NFTs are somewhat unique commodities. I think about it as a small brick of silver or gold, or even way more interesting, how about a unit of electrical power?
What if the value of an NFT were the amount of solar energy generated on someone’s rooftop, in a given interval? Whatever that amount of energy is, there’s a fixed value to that. Commodities could be applied to NFTs as well. Wind futures for example, might be able to correlate with a value set of NFTs.
As soon as NFTs become transferable from one commodity/content/abstract type to another, that’s when things are going to get really interesting, and when wide adoption of NFTs might take place.
Ethereum and Smart Contracts… Meet Real World Value
Ethereum is the same way for me. I don’t know, or really care, about Ethereum in particular. It’s a commodity as well. The smart contracts feature, on the other hand, I like. Given a set of instructions, you can have some 3rd party system go through and do this very powerful mechanic in a trusted way, and I see potential for that being very close to the type of innovation we need.
But looking forward, I would hope that somebody would say “This is how we’re going to put these pieces together”, which hasn’t fully happened yet.

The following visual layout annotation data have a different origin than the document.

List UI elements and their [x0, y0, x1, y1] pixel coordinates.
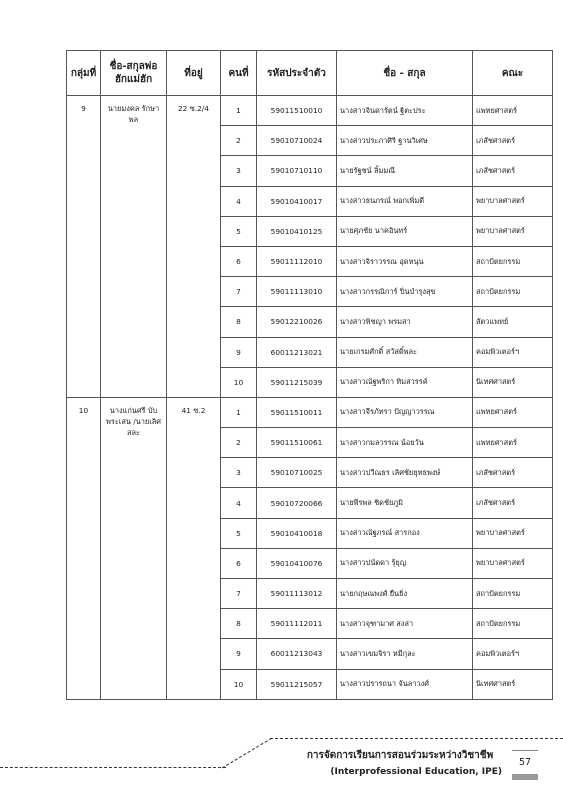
group-cell: 10 — [67, 397, 101, 699]
footer-subtitle: (Interprofessional Education, IPE) — [330, 767, 502, 777]
faculty-cell: แพทยศาสตร์ — [473, 96, 553, 126]
student-name-cell: นางสาวเขมจิรา หมีกุละ — [337, 639, 473, 669]
student-id-cell: 59011112011 — [257, 609, 337, 639]
faculty-cell: คอมพิวเตอร์ฯ — [473, 337, 553, 367]
student-name-cell: นางสาวกมลวรรณ น้อยวัน — [337, 428, 473, 458]
group-cell: 9 — [67, 96, 101, 398]
person-no-cell: 9 — [221, 337, 257, 367]
address-cell: 41 ซ.2 — [167, 397, 221, 699]
header-parent: ชื่อ-สกุลพ่อฮักแม่ฮัก — [101, 51, 167, 96]
faculty-cell: นิเทศศาสตร์ — [473, 367, 553, 397]
faculty-cell: พยาบาลศาสตร์ — [473, 548, 553, 578]
student-id-cell: 59010410018 — [257, 518, 337, 548]
person-no-cell: 9 — [221, 639, 257, 669]
person-no-cell: 6 — [221, 548, 257, 578]
faculty-cell: นิเทศศาสตร์ — [473, 669, 553, 699]
student-name-cell: นางสาวปรารถนา จันลาวงศ์ — [337, 669, 473, 699]
student-id-cell: 59011113010 — [257, 277, 337, 307]
student-name-cell: นางสาวปนัดดา รุ้ยุญ — [337, 548, 473, 578]
student-name-cell: นายพีรพล ชิดชัยภูมิ — [337, 488, 473, 518]
person-no-cell: 5 — [221, 216, 257, 246]
person-no-cell: 8 — [221, 307, 257, 337]
student-name-cell: นางสาวณัฐภรณ์ สารกอง — [337, 518, 473, 548]
person-no-cell: 4 — [221, 186, 257, 216]
faculty-cell: สถาปัตยกรรม — [473, 609, 553, 639]
person-no-cell: 5 — [221, 518, 257, 548]
faculty-cell: พยาบาลศาสตร์ — [473, 216, 553, 246]
person-no-cell: 1 — [221, 397, 257, 427]
student-name-cell: นางสาวจุฑามาศ สงล่า — [337, 609, 473, 639]
parent-cell: นายมงคล รักษาพล — [101, 96, 167, 398]
student-name-cell: นางสาวปวีณธร เลิศชัยยุทธพงษ์ — [337, 458, 473, 488]
student-id-cell: 60011213021 — [257, 337, 337, 367]
address-cell: 22 ซ.2/4 — [167, 96, 221, 398]
table-row — [67, 96, 553, 126]
person-no-cell: 7 — [221, 277, 257, 307]
parent-cell: นางแก่นศรี บับพระเสน /นายเลิศ สละ — [101, 397, 167, 699]
faculty-cell: แพทยศาสตร์ — [473, 428, 553, 458]
header-address: ที่อยู่ — [167, 51, 221, 96]
faculty-cell: สถาปัตยกรรม — [473, 579, 553, 609]
student-name-cell: นางสาวประภาศิริ ฐานวิเศษ — [337, 126, 473, 156]
student-id-cell: 59010410017 — [257, 186, 337, 216]
student-name-cell: นางสาวจีรภัทรา ปัญญาวรรณ — [337, 397, 473, 427]
student-name-cell: นางสาวพิชญา พรมสา — [337, 307, 473, 337]
faculty-cell: สถาปัตยกรรม — [473, 246, 553, 276]
person-no-cell: 3 — [221, 458, 257, 488]
student-id-cell: 59011510061 — [257, 428, 337, 458]
faculty-cell: เภสัชศาสตร์ — [473, 458, 553, 488]
footer-divider-diagonal — [220, 737, 280, 769]
student-id-cell: 59011112010 — [257, 246, 337, 276]
student-id-cell: 59010710024 — [257, 126, 337, 156]
faculty-cell: สถาปัตยกรรม — [473, 277, 553, 307]
footer-divider-left — [0, 767, 226, 768]
header-person-no: คนที่ — [221, 51, 257, 96]
student-id-cell: 59011510010 — [257, 96, 337, 126]
student-id-cell: 59010410076 — [257, 548, 337, 578]
faculty-cell: เภสัชศาสตร์ — [473, 488, 553, 518]
footer-title: การจัดการเรียนการสอนร่วมระหว่างวิชาชีพ — [306, 750, 494, 761]
faculty-cell: คอมพิวเตอร์ฯ — [473, 639, 553, 669]
faculty-cell: แพทยศาสตร์ — [473, 397, 553, 427]
student-id-cell: 59011510011 — [257, 397, 337, 427]
faculty-cell: พยาบาลศาสตร์ — [473, 518, 553, 548]
student-id-cell: 59010720066 — [257, 488, 337, 518]
student-name-cell: นายกฤษณพงศ์ ยืนยิ่ง — [337, 579, 473, 609]
table-body — [67, 96, 553, 700]
student-name-cell: นางสาวกรรณิการ์ ปิ่นบำรุงสุข — [337, 277, 473, 307]
person-no-cell: 7 — [221, 579, 257, 609]
faculty-cell: สัตวแพทย์ — [473, 307, 553, 337]
student-name-cell: นางสาวณัฐพริกา ทิมสวรรค์ — [337, 367, 473, 397]
student-name-cell: นายศุภชัย นาคอินทร์ — [337, 216, 473, 246]
header-name: ชื่อ - สกุล — [337, 51, 473, 96]
person-no-cell: 2 — [221, 126, 257, 156]
page-number: 57 — [518, 757, 532, 768]
student-name-cell: นายเกรมศักดิ์ สวัสดิ์พละ — [337, 337, 473, 367]
header-student-id: รหัสประจำตัว — [257, 51, 337, 96]
student-name-cell: นายรัฐชน์ ลิ้มมณี — [337, 156, 473, 186]
person-no-cell: 4 — [221, 488, 257, 518]
header-group: กลุ่มที่ — [67, 51, 101, 96]
person-no-cell: 10 — [221, 367, 257, 397]
faculty-cell: เภสัชศาสตร์ — [473, 126, 553, 156]
faculty-cell: เภสัชศาสตร์ — [473, 156, 553, 186]
student-id-cell: 59010410125 — [257, 216, 337, 246]
page-number-bar — [512, 774, 538, 780]
student-id-cell: 60011213043 — [257, 639, 337, 669]
student-name-cell: นางสาวจินดารัตน์ ฐิตะประ — [337, 96, 473, 126]
person-no-cell: 8 — [221, 609, 257, 639]
student-id-cell: 59010710110 — [257, 156, 337, 186]
student-name-cell: นางสาวจิราวรรณ อุดหนุน — [337, 246, 473, 276]
student-id-cell: 59011113012 — [257, 579, 337, 609]
page-number-rule — [512, 750, 538, 751]
footer-divider-top — [270, 738, 563, 739]
person-no-cell: 2 — [221, 428, 257, 458]
table-header-row — [67, 51, 553, 96]
student-name-cell: นางสาวธนภรณ์ พอกเพิ่มดี — [337, 186, 473, 216]
person-no-cell: 3 — [221, 156, 257, 186]
student-id-cell: 59011215039 — [257, 367, 337, 397]
group-roster-table — [66, 50, 553, 700]
person-no-cell: 6 — [221, 246, 257, 276]
person-no-cell: 10 — [221, 669, 257, 699]
student-id-cell: 59012210026 — [257, 307, 337, 337]
table-row — [67, 397, 553, 427]
student-id-cell: 59011215057 — [257, 669, 337, 699]
student-id-cell: 59010710025 — [257, 458, 337, 488]
header-faculty: คณะ — [473, 51, 553, 96]
faculty-cell: พยาบาลศาสตร์ — [473, 186, 553, 216]
person-no-cell: 1 — [221, 96, 257, 126]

In order to be adopted widely, smart contracts will probably have to adopt an escrow/title standard of some type, which can translate into real, commoditized value. When someone puts that real-world scenario to the test, they’re going to find gaps. Once you start solving those gaps with automation, that is when the innovation really starts. People start getting serious about federating and standardizing on systems like that.
Digging Underneath the Virtual Layer of the Metaverse
Let’s take it one step deeper. What are some of the tactical techniques and mechanics that need to be in place for a real, federated Metaverse to spring up? The type of Metaverse that Matthew Ball and Mark Zuckerberg are talking about?
Look at the credit card in your pocket as a great example. It’s a lot more sophisticated than it was 15, or even 7 years ago. These types of federated systems have existing use cases for upgrading to new standards, and those systems do not typically jump on board until the cost of the upgrade would be worth the additional transactional revenue that would result! System and feature upgrades are a capital business investment, and certain mainstream adoption standards must be met.
NFTs and Ethereum have solved a component of what I’m talking about. The true Metaverse would benefit from somebody taking a really close look under the covers, and asking “What if?”:
- What if you bought music with an NFT, and could get media rights anywhere?
- What if you turned your extra electrical power into NFTs instead of taking a cut-rate for feeding the grid with your solar power?
- What if you could buy the digital rights to a game, and play it on any platform?
- What if there was a standard that would open all of these up at the same time?
Major innovation takes place when existing, solved use cases see the value to migrate, and new usages end up changing and deprecating old workflows. I haven't seen that we're there yet, but I'm on the lookout for early indications.